The government has deployed 37 supercomputers across the country under the National Supercomputing Mission (NSM), with a combined computing capacity of 40 petaflops, according to information presented in the Lok Sabha on Wednesday by Minister of State for Electronics and Information Technology Jitin Prasada.
The NSM, launched in 2015 with an outlay of ₹4,500 crore, aims to achieve self-reliance in high-performance computing by creating advanced research infrastructure and enabling domestic development of critical supercomputing components. The mission is jointly implemented by the Ministry of Electronics and Information Technology (MeitY) and the Department of Science and Technology (DST) through C-DAC, Pune, and the Indian Institute of Science (IISc), Bengaluru.
Of the 37 systems installed so far, 34 were deployed over the past five years.
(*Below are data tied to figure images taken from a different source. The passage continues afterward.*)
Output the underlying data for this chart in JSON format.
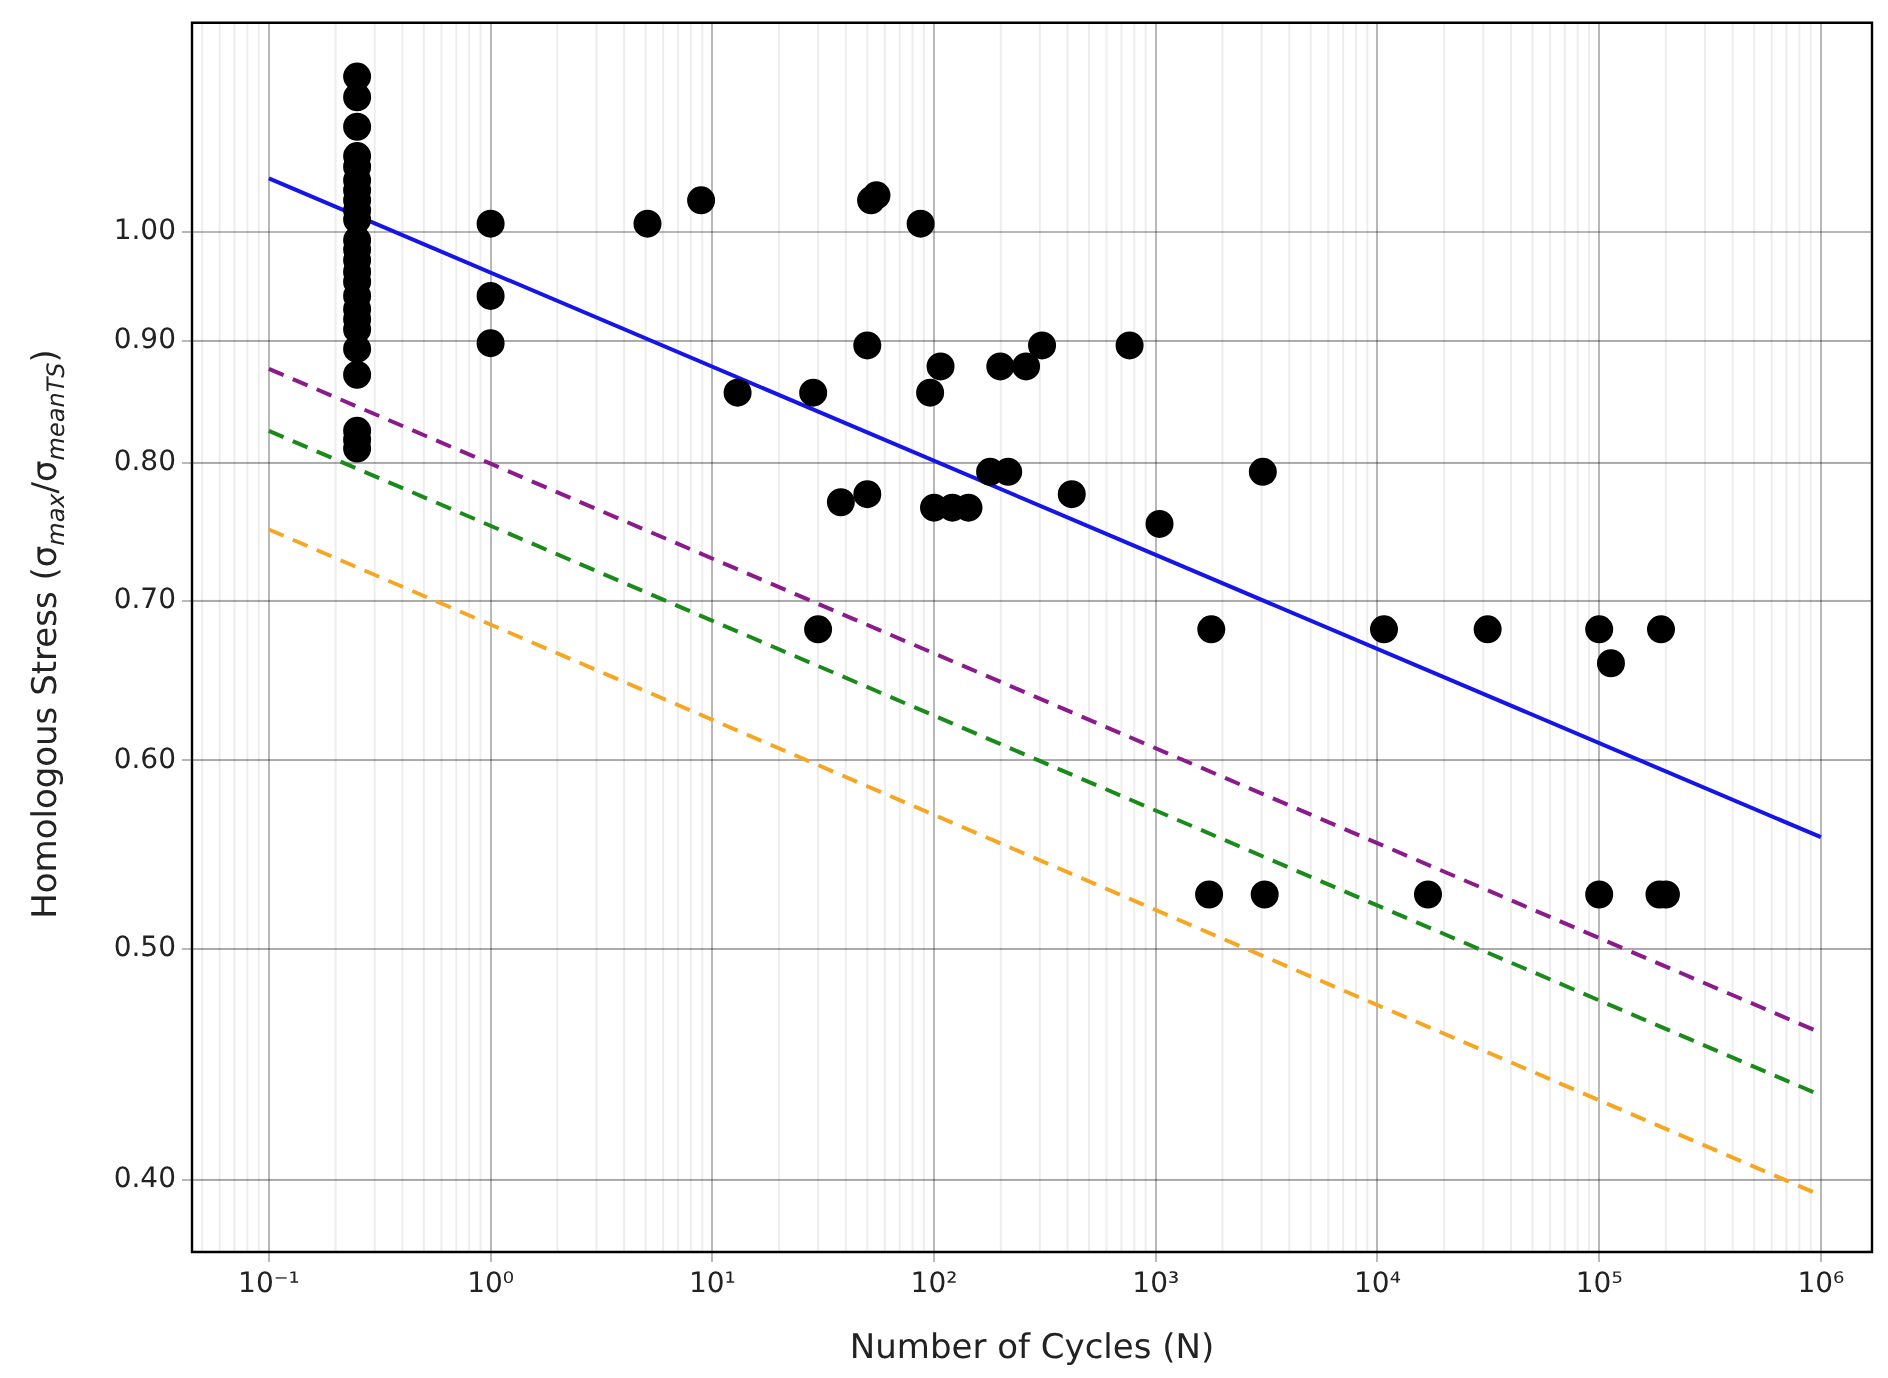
{
  "chart_data": {
    "type": "scatter",
    "xlabel": "Number of Cycles (N)",
    "ylabel": "Homologous Stress (σ$_{max}$/σ$_{meanTS}$)",
    "log": "xy",
    "grid": true,
    "legend": false,
    "xlim": [
      0.045,
      1700000
    ],
    "ylim": [
      0.373,
      1.224
    ],
    "xticks": [
      {
        "value": 0.1,
        "label": "10⁻¹"
      },
      {
        "value": 1,
        "label": "10⁰"
      },
      {
        "value": 10,
        "label": "10¹"
      },
      {
        "value": 100,
        "label": "10²"
      },
      {
        "value": 1000,
        "label": "10³"
      },
      {
        "value": 10000,
        "label": "10⁴"
      },
      {
        "value": 100000,
        "label": "10⁵"
      },
      {
        "value": 1000000,
        "label": "10⁶"
      }
    ],
    "yticks": [
      {
        "value": 0.4,
        "label": "0.40"
      },
      {
        "value": 0.5,
        "label": "0.50"
      },
      {
        "value": 0.6,
        "label": "0.60"
      },
      {
        "value": 0.7,
        "label": "0.70"
      },
      {
        "value": 0.8,
        "label": "0.80"
      },
      {
        "value": 0.9,
        "label": "0.90"
      },
      {
        "value": 1,
        "label": "1.00"
      }
    ],
    "series": [
      {
        "type": "scatter",
        "color": "#000000",
        "marker": "circle",
        "x": [
          0.25,
          0.25,
          0.25,
          0.25,
          0.25,
          0.25,
          0.25,
          0.25,
          0.25,
          0.25,
          0.25,
          0.25,
          0.25,
          0.25,
          0.25,
          0.25,
          0.25,
          0.25,
          0.25,
          0.25,
          0.25,
          0.25,
          0.25,
          0.25,
          1,
          1,
          1,
          5.1,
          8.9,
          13,
          28.5,
          30,
          38,
          50,
          50,
          52,
          55,
          87,
          96,
          100,
          107,
          121,
          143,
          179,
          199,
          216,
          260,
          307,
          418,
          762,
          1040,
          1740,
          1780,
          3040,
          3100,
          10700,
          16900,
          31400,
          100000,
          100000,
          113000,
          187000,
          190000,
          200000
        ],
        "values": [
          1.162,
          1.139,
          1.107,
          1.076,
          1.065,
          1.051,
          1.041,
          1.031,
          1.021,
          1.012,
          0.992,
          0.983,
          0.973,
          0.962,
          0.953,
          0.94,
          0.928,
          0.919,
          0.91,
          0.893,
          0.871,
          0.825,
          0.818,
          0.811,
          1.008,
          0.94,
          0.898,
          1.008,
          1.031,
          0.856,
          0.856,
          0.681,
          0.77,
          0.896,
          0.776,
          1.031,
          1.036,
          1.008,
          0.856,
          0.766,
          0.878,
          0.766,
          0.766,
          0.793,
          0.878,
          0.793,
          0.878,
          0.896,
          0.776,
          0.896,
          0.754,
          0.527,
          0.681,
          0.793,
          0.527,
          0.681,
          0.527,
          0.681,
          0.681,
          0.527,
          0.659,
          0.527,
          0.681,
          0.527
        ]
      },
      {
        "type": "line",
        "color": "#1515e6",
        "marker": "none",
        "line_style": "solid",
        "x": [
          0.1,
          1000000
        ],
        "values": [
          1.053,
          0.557
        ]
      },
      {
        "type": "line",
        "color": "#8b1a8b",
        "marker": "none",
        "line_style": "dashed",
        "x": [
          0.1,
          1000000
        ],
        "values": [
          0.876,
          0.461
        ]
      },
      {
        "type": "line",
        "color": "#1a8a1a",
        "marker": "none",
        "line_style": "dashed",
        "x": [
          0.1,
          1000000
        ],
        "values": [
          0.825,
          0.434
        ]
      },
      {
        "type": "line",
        "color": "#f5a623",
        "marker": "none",
        "line_style": "dashed",
        "x": [
          0.1,
          1000000
        ],
        "values": [
          0.75,
          0.394
        ]
      }
    ]
  }
}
Another six supercomputers, with a combined outlay of ₹680 crore, are currently being set up in institutions such as IISc, IITs, C-DAC centres, R&D labs, and universities in Tier-II and Tier-III cities.
A major milestone under the mission is the deployment of the “PARAM Rudra” series, built using indigenously designed and manufactured Rudra high-performance computing servers and a fully developed domestic software stack. These systems are available to researchers, scientists and engineers for advanced work in physics, earth sciences, cosmology and related fields.
The supercomputers are operating at high utilisation levels – most above 81% and some above 95%. They have supported more than 13,000 researchers, including over 1,700 PhD scholars from 260 institutions. More than one crore compute jobs have been completed using NSM systems, contributing to over 1,500 published research papers. Startups and MSMEs are also using the supercomputers for HPC-dependent projects.
The NSM has supported research in drug discovery, disaster management, energy security, climate modelling, astronomy, computational chemistry, materials science, fluid dynamics, and aerospace engineering.
Key indigenous achievements under the mission include: development and manufacturing of the Rudra Server Board, with technology transferred to three EMS partners; high-speed interconnect technologies tested at 40 Gbps and 100 Gbps; indigenous cooling technologies now entering deployment; a complete HPC system software stack integrated with NSM systems; PARAM Shavak, a compact “supercomputing-in-a-box” system for educational institutions; development of HPC applications in genomics, drug discovery, flood forecasting, disaster management, weather modelling, seismic data processing and material science, in collaboration with agencies such as IMD, ONGC, CWC, CPCB and the Ministry of Ayush; and ongoing efforts to design and develop indigenous HPC processors, accelerators and storage systems.
The Ministry of Electronics & IT said that the mission reflects the Prime Minister Narendra Modi’s vision of achieving supercomputing self-reliance by creating both capability and domestic manufacturing capacity.
A full list of deployed supercomputers, including locations and capacities, shows installations across IITs, IISERs, C-DAC centres and research institutions in more than 15 states. The total computing capacity deployed under the NSM has now reached 40 petaflops.